Similarly, the Times has given short shrift to statements from Democrats on the Benghazi committee, notably its ranking minority member Elijah Cummings, Jr. and Adam Schiff – both of whom have challenged Gowdy to release Blumenthal’s testimony and stop the majority’s pernicious, unethical leaking. The chief beneficiary of those leaks are Schmidt and the Times, whose editors haven’t hesitated to celebrate its Clinton coverage, despite a deepening credibility gap.

That editorial braggadocio erupted two months ago when Sullivan asked Carolyn Ryan, the paper’s Washington bureau chief, whose personal hostility to Clinton is widely known in the capital, to respond to reader concerns about the paper’s campaign reporting.

“We’ve had extraordinary and world-beating coverage,” said Ryan — who went on to highlight “praise” that she boasted theTimes has earned this year from the likes of Matt Drudge, proprietor of the Drudge Report. Yes, the Drudge Report. Is a blurb on Drudge the standard by which we are now to judge the New York Times? Somewhere the paper’s late, great journalists are whirling in their graves at warp speed.

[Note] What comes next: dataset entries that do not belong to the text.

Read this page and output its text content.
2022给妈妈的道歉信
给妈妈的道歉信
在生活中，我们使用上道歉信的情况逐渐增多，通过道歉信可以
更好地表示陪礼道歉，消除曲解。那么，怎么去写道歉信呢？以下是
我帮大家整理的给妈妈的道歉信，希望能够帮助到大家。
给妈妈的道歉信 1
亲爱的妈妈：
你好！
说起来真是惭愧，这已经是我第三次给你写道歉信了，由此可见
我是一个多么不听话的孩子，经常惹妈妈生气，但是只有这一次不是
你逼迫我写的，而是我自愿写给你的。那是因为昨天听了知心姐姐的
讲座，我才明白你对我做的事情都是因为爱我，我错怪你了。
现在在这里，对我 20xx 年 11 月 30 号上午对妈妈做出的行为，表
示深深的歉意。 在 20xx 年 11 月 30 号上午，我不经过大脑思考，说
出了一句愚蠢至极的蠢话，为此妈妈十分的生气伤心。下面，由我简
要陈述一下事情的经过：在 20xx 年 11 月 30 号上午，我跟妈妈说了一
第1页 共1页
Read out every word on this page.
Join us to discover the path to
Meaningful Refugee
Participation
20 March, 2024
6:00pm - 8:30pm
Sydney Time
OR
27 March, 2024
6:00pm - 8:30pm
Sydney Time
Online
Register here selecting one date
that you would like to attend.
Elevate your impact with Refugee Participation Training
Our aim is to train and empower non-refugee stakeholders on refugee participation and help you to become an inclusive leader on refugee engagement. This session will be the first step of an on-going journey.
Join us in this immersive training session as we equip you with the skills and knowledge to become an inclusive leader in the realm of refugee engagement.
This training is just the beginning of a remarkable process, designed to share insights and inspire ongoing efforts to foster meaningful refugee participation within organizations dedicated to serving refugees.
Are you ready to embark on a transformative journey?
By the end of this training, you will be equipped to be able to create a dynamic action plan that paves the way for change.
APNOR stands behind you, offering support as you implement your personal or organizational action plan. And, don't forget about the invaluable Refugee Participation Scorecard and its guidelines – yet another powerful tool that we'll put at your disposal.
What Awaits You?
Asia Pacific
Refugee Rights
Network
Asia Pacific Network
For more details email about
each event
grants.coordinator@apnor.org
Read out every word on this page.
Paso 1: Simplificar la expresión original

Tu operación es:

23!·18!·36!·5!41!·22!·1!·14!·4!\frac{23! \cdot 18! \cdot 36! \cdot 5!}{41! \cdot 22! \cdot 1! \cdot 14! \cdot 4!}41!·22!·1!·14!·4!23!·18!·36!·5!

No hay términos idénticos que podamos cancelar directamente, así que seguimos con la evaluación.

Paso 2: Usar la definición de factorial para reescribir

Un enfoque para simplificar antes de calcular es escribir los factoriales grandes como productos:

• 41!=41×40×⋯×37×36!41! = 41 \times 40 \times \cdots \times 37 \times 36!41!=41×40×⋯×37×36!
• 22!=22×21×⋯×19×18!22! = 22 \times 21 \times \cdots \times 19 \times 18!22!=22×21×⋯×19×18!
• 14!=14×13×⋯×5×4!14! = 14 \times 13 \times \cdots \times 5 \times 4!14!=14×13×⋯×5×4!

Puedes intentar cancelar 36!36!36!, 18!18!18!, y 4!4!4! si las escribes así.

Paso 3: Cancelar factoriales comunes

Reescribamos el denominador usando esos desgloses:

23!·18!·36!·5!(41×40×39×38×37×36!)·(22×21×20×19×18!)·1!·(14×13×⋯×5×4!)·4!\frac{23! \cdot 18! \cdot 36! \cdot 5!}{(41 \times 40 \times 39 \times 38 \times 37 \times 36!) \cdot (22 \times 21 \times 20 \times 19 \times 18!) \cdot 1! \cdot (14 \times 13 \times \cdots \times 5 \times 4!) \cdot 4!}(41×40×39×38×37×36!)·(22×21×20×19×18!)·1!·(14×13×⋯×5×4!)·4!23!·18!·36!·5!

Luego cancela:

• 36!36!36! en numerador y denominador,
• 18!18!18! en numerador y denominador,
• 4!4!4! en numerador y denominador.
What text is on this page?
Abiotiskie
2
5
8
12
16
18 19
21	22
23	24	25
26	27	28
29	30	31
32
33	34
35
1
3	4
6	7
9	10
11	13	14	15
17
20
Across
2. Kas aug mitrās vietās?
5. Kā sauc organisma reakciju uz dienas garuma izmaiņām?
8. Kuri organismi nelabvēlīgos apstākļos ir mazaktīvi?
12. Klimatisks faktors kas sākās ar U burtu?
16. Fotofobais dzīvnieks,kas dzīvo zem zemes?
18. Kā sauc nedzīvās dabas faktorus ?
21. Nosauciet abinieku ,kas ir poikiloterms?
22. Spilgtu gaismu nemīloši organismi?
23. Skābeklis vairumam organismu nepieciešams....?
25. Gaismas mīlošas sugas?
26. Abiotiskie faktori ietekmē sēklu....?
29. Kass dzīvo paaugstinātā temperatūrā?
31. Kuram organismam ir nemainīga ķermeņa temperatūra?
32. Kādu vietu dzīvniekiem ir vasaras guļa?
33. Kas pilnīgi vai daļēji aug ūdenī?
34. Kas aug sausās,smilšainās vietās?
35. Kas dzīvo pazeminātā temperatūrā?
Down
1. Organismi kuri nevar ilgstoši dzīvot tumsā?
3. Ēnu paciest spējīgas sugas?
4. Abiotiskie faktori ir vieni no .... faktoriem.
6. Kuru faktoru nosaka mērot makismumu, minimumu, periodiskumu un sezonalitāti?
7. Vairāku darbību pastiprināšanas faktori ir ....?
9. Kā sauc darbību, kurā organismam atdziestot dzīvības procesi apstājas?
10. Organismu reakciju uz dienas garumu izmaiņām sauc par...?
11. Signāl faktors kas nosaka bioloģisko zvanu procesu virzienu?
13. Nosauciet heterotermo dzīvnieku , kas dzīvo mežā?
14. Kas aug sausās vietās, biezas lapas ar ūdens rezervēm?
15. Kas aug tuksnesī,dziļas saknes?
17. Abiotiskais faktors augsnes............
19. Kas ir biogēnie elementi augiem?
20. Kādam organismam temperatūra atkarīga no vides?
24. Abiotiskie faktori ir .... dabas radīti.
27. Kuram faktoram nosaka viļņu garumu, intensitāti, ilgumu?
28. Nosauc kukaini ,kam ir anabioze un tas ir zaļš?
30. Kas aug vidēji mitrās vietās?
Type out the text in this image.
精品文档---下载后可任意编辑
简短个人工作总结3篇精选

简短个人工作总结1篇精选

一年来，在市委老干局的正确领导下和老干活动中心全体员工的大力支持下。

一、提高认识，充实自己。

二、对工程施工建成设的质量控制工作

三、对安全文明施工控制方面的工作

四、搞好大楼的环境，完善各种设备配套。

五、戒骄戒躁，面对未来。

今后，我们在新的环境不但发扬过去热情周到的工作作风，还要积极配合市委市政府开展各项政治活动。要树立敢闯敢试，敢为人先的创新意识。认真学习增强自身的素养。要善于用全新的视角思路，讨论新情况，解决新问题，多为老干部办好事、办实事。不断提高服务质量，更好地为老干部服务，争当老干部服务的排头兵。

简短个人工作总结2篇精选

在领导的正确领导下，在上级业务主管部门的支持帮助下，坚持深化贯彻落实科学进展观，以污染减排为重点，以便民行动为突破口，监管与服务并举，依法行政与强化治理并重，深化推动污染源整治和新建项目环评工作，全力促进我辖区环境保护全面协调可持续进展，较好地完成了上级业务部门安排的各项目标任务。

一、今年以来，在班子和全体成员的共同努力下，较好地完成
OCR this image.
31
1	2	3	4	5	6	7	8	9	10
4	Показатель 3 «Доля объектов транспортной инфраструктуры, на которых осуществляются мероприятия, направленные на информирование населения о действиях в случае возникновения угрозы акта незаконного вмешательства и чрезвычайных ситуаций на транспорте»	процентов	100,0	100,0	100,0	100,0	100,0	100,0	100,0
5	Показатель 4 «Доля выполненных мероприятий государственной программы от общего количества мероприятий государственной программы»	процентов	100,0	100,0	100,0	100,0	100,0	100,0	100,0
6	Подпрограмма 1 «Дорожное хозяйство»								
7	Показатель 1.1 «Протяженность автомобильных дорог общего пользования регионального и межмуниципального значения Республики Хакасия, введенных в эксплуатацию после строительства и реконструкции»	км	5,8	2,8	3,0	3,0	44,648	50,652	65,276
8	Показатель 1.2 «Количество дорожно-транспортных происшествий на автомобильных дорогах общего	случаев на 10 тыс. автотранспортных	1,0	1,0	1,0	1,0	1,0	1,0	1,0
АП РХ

P.S. Even when the Times publishes a story that is entirely fair to Clinton – as it surely does, of course – the subtext can indicate inherent bias. To take a recent example, in a valuable July 25 article exposing the myriad ways that presidential candidates game the federal campaign finance disclosure system – which they evidently do by assigning expenses illegitimately to gubernatorial and other political committees – the Times noted, many paragraphs down, that one candidate has adopted a “conservative” approach to these practices. In other words, said presidential candidate didn’t cheat like so many of the others (who happen to be Republicans).

That honest politician, who spent her own money and didn’t game the system, was Hillary Clinton. Now given the negative impression of her so often emphasized by Times correspondents and columnists, the fact that the paper’s reporters could find no violation of federal spending rules by her campaign may have merited more than two short paragraphs buried in a lengthy article.

Still further down, the same story describes some of Jeb Bush’s various campaign finance scams and prevarications, noting that his conduct has provoked the Campaign Legal Center, a nonpartisan organization that monitors campaign finance ethics, to file complaints against him with the Justice Department. Don’t wait for any headlines about that “referral” in the paper of record.